Num outro texto de Ensaios sobre o medo,Nathalie Frogneaux lembra que, se por um lado o medo da morte é um sentimento negativo, por outro lado ele tem, como todo sentimento negativo, “[…] um poder revelador superior ao positivo, uma vez que ele permite fazer surgir mais rapidamente, com mais lucidez e clareza, o que o valor ou o bem deixa na sombra e na confusão”. Se a mentira revela o valor da verdade, da justiça etc., a morte revela o valor da vida, conclui Frogneaux.
O medo, diz a mesma ensaísta, nos permite sair da ignorância do perigo. Mas o medo não afasta os homens do perigo, ele apenas permite que os homens o enfrentem com prudência. Parafraseando Aristóteles, Frogneaux afirma que “enquanto é próprio do covarde fugir do medo, o imprudente o ignora”.
Francis Wolff imagina um homem que não tem medo da morte, nem em pensamento, nem em atos, nem na sua alma, nem no seu corpo. Esse homem, evidentemente, conclui Wolff, não viveria muito tempo, “Pois o medo da morte é apenas a face negativa (e afetiva) do instinto de sobrevivência”. Desse modo, temer a morte nada mais é do que uma emoção saudável que preserva a vida.

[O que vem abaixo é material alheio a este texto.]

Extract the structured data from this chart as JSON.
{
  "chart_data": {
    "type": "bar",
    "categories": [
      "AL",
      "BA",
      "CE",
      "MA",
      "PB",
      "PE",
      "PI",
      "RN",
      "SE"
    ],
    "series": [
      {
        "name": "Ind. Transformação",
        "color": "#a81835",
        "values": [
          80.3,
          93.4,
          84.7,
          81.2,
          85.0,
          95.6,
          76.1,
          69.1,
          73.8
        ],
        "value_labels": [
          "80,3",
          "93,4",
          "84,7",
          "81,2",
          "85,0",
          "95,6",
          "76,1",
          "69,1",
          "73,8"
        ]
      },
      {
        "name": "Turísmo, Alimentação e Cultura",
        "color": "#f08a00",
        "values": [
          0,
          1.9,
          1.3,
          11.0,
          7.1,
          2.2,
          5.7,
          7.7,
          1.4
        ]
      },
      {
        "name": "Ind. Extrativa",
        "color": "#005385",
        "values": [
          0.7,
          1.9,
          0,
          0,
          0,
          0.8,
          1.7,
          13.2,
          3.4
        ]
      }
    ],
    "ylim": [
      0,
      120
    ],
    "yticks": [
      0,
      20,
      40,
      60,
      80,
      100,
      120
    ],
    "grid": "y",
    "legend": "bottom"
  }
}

Existe também o medo da morte de pessoas próximas, daqueles que amamos. Nesse caso, o que nos aflige não é apenas a perda da vida da pessoa, mas também, e sobretudo, a perda dessa pessoa em nossa vida. Esse sentimento, aliás, aflige muito a morte, no final do conto de Erlbruch: “Quando perdeu o pato de vista, por pouco a morte não ficou triste. Mas assim era a vida”.